Marty Friedman is one of the most revered guitarists worldwide, getting his start in various bands before going solo and landing a spot in Megadeth in 1990. His playing can be heard on their landmark Rust in Peace album, an exercise in technicality and pure shredding that was unparalleled at the time of its release. In a new interview, the virtuoso was asked exactly how much control he had over his playing and he reveals where lines were drawn.

"I can just tell you that, as far as having any say, the only say that I wanted to have was with my own guitar playing," Friedman started telling Metal Music Examiner (audio below), "So as far as that's concerned, I had complete control over what I played. And I wasn't interested in changing anything up that anybody else was doing, as long as I could do what I wanted to do."

This didn't mean he was free to do whatever he wanted as he was conscious of the certain parameters that existed within the band's sonic realm. Friedman recognized this when he added, "Of course, everybody else had to like what I did, so I wanted to make sure everybody liked what I did. But it was completely up to me what I wanted to play. So that's all I wanted; I didn't wanna come in and start changing things around, band-wise, politics-wise or anything like that, or even in songwriting. I just wanted to, you know, have my guitar playing [come out] my way, which is really the only way that I ever play guitar."

Detailing why this autonomy was paramount, the six-stringer concluded his thoughts, saying, "I'm not really good at adapting to anyone saying they want me to play one way or another way; I've never been in that situation, so I wouldn't be the type of guy that you could say [to], 'Play this like whatever.' So as far as I was concerned, I had all the freedom that I wanted ever in that band. It was fantastic."

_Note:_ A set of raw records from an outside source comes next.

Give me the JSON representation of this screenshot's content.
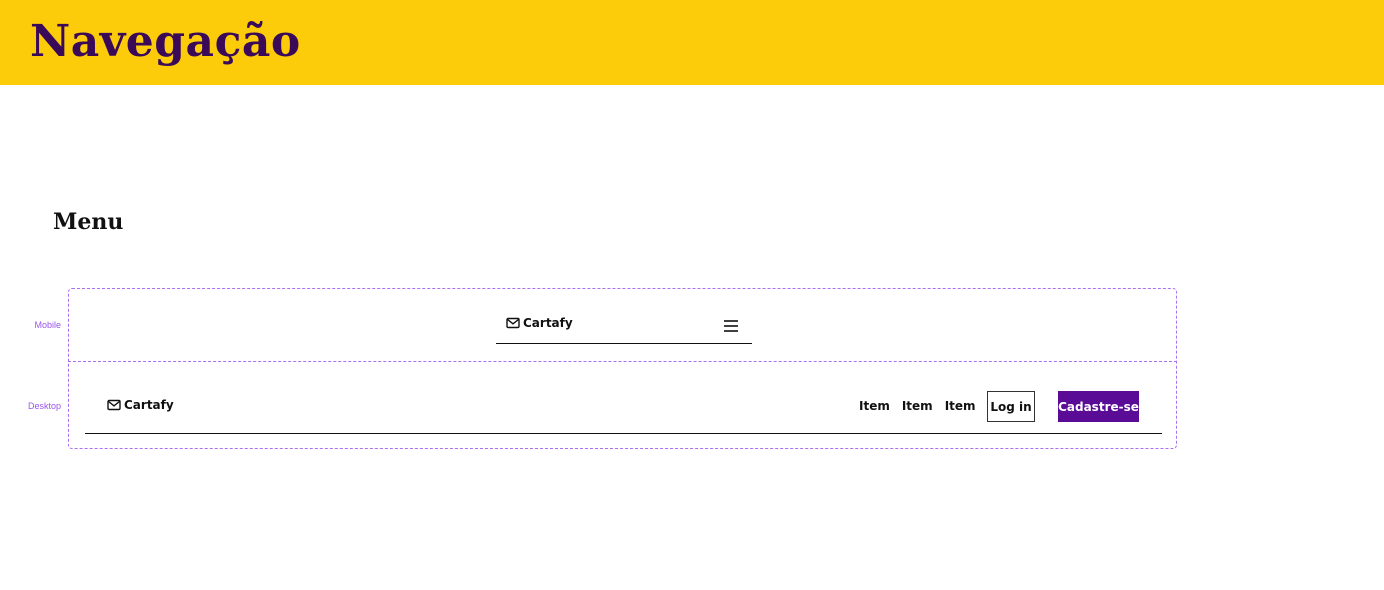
{
  "header": {
    "title": "Navegação",
    "background": "#fccc0a",
    "title_color": "#3a0a58"
  },
  "section": {
    "title": "Menu"
  },
  "variants": {
    "mobile_label": "Mobile",
    "desktop_label": "Desktop",
    "frame_color": "#a970f0"
  },
  "mobile_nav": {
    "brand": "Cartafy",
    "brand_icon": "mail-icon",
    "menu_icon": "hamburger-menu-icon"
  },
  "desktop_nav": {
    "brand": "Cartafy",
    "brand_icon": "mail-icon",
    "items": [
      "Item",
      "Item",
      "Item"
    ],
    "login_label": "Log in",
    "signup_label": "Cadastre-se",
    "signup_color": "#5b0c96"
  }
}
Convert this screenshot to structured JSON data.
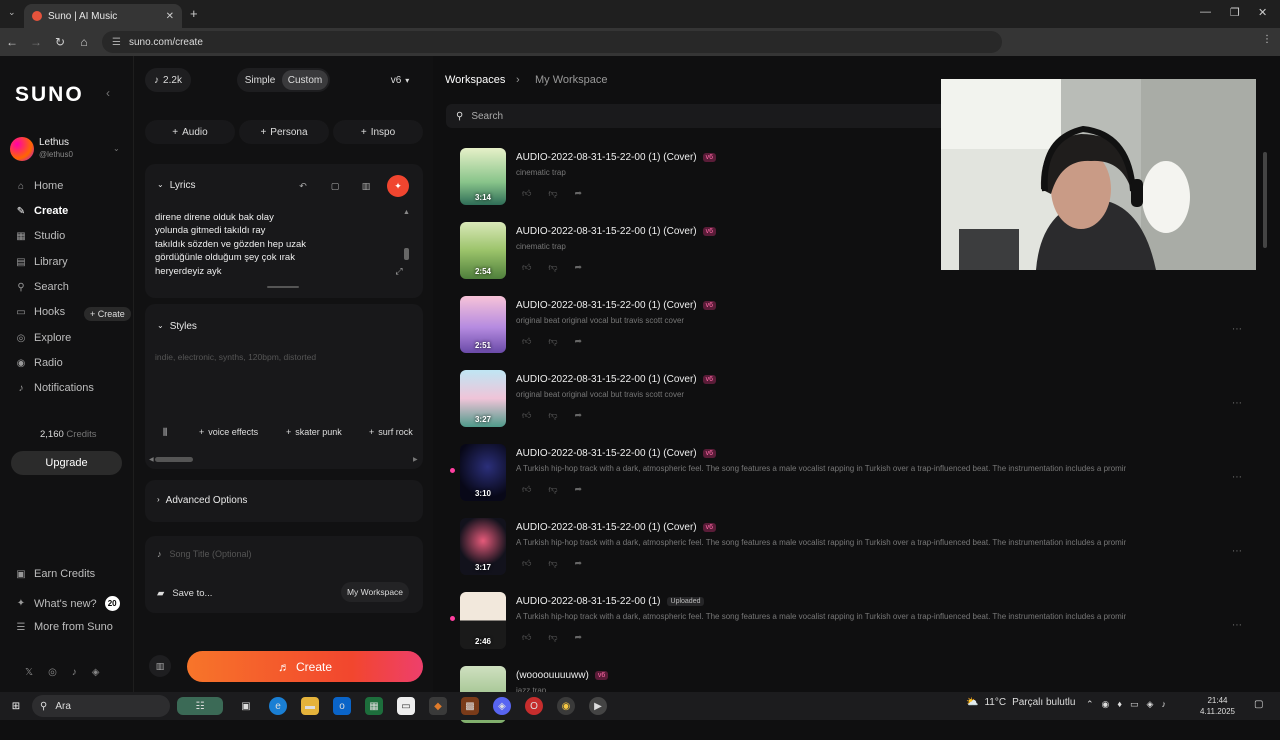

Talks linking Friedman back with Megadeth began when guitarist Chris Broderick and drummer Shawn Drover left the thrash act in 2014. Fans began to speculate a reunion of the classic Rust in Peace lineup, but it never came to fruition. Friedman explained, “There’s really no reason for me to rejoin the band right now, or anytime, really. If there’s a reason to join the band, I would consider it, but just because there’s a member out of the band, that’s not enough of a reason for me to join. You need a better reason than that.”

The guitar legend recently wrapped up a rare stateside tour in support if his 2014 release, Inferno, which marked a return to a heavier sound and featured a bevy of guest metal musicians.